While the local lawman (Don Francks) and mayor (Larry Reynolds) cover up the murders and cancel the town’s party, a group of fun-loving young people decide to throw their own party down deep in the local mine where they work. Yep, the same mine in which Harry Warden went crazy two decades earlier. Writer John Beaird opens up the characters a bit with the addition of a love triangle involving best friends Axel (Neil Affleck) and T.J. (Paul Kelman) and Sarah (Lori Hallier), who was T.J.’s girl before he left town to find himself on the West Coast. When he returned, Sarah had moved on to Axel, causing a riff between the two guys.
The authentic small-town atmosphere lends much to the production, as does the great idea to set the last half of the picture 2000 feet underground in a dark, creepy mine.
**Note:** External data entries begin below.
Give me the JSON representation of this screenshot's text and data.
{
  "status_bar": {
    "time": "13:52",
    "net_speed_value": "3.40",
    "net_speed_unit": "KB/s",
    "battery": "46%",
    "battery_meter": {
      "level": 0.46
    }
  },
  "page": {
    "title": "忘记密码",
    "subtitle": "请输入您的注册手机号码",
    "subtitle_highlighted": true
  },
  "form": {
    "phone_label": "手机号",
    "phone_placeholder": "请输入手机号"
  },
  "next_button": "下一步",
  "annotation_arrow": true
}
Mihalka (PINBALL SUMMER) gets as much mood out of the location—an actual Nova Scotia mine—as possible, gliding his camera across all the nooks, crevices, and rafters he can find. The actors, including Keith Knight (CLASS OF 1984) and Alf Humphries (FUNERAL HOME), are convincing in their roles. Playing characters a few years older than the teenagers who usually populate these pictures gives the danger added weight.
Paul Zaza composed the musical score and an affecting folk ballad performed over the end titles by John McDermott. Rumors persist of still more cut footage (probably not any more gore), though director Mihalka gave his stamp of approval to the Lionsgate DVD. MY BLOODY VALENTINE was remade by DRIVE ANGRY director Patrick Lussier in 2009 with SUPERNATURAL star Jensen Ackles and DAWSON’S CREEK’s Kerr Smith in the T.J. and Axel roles.